Therefore, only the Parameter Expansion, Command Substitution and Arithmetic Expansion steps are applied.
If your testsuite is written in shell, use single quotes instead of double quotes. Otherwise, parameter expansion would be called before calling your 42sh.
Expansion: a detailed example
In this section, we will apply each step of the expansion on the following command:
42sh$ var=sh
42sh$ letter=e
42sh$ $letter'c'$(echo "ho $((20 + 22))"sh"\n\n")
Tilde Expansion
Since there is no tilde in the command, we have no Tilde Expansion to apply.
Parameter Expansion
Only the first dollar sign is considered for parameter expansion, as it is not followed by a parenthesis.
Since this parameter does not contain curly brackets, we need to take the maximum number of characters that can make a variable.
As a quote cannot be part of a variable name, the longest variable name
after the dollar sign is letter (see section 3.235 of the SCL).
$letter is then replaced by the value of the corresponding variable.
After expansion, here is the resulting command:
42sh$ e'c'$(echo -e "ho $((20 + 22))"sh)
Command Substitution
Here is the string that applies for Command Substitution: $(echo -e "ho $((20 + 22))"sh"\n\n")
We first start by sending the command between parentheses to the Parse-Execution loop.
Before execution, another step of expansion is triggered. We skip directly to Arithmetic Expansion since there is nothing to be done for the other steps.
Arithmetic Expansion
Only the $((20 + 22)) section registers for this expansion.
Since there is no need for Parameter Expansion, Command substitution and quote removal, we skip those expansion steps and evaluate the expression.
After evaluation and replacement, here is the resulting command:
42sh$ echo -e "ho 42"sh"\n\n"
Field splitting
Since the IFS was not redefined, the field separator is either space, tab or
newline.
For the WORDs echo and -e, no splitting is done since they do not contain
any separator.
For the WORD "ho 42"sh"\n\n", the space is inside of double quotes, which
prevents any Field Splitting to be done.
Quote Removal
For this section, we remove all the non-quoted quotes. In this case, this concerns all quotes in this section.
Here is the resulting command:
42sh$ echo -e ho 42sh\n\n
Be careful! Since no field splitting was done, 'ho 42sh\n\n' is made of one single WORD.
Execution
After execution of the final command, we capture the following output:
ho 42sh
After removing the trailing newlines, we obtain the string ho 42sh.
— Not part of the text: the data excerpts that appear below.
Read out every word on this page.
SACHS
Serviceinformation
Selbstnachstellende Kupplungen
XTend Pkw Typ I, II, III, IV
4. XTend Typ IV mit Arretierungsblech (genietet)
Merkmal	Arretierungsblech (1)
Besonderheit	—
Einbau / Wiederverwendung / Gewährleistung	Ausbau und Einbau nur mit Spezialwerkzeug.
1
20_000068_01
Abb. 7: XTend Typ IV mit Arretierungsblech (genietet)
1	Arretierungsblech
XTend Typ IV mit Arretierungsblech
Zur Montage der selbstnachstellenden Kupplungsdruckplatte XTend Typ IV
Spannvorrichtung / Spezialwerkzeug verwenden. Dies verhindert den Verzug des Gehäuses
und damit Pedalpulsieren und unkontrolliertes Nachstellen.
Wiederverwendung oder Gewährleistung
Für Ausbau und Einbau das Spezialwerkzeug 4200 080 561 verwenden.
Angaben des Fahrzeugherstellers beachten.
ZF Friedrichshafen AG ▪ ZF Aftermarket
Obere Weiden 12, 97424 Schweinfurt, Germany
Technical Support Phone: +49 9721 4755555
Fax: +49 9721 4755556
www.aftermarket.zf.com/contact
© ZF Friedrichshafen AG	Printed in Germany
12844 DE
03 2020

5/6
Here is the command at the end of Command Substitution:
42sh$ e'c'ho 42sh
Since no Field Splitting has be done yet, the string e'c'ho 42sh is only
made of ONE single WORD.
Field Splitting
Since the IFS was not redefined, the field separator is either space, tab or
newline.
The WORD contains only 1 space between e'c'ho and 42sh.
Since it is not quoted, that WORD is split into 2 separate WORDs:
e'c'ho and 42sh.
Pathname Expansion
No character in the command registers for Pathname Expansion.
Quote Removal
The only word containing quotes is e'c'ho. Since none of those quotes are
quoted, we simply remove them.
The final command is:
42sh$ echo 42sh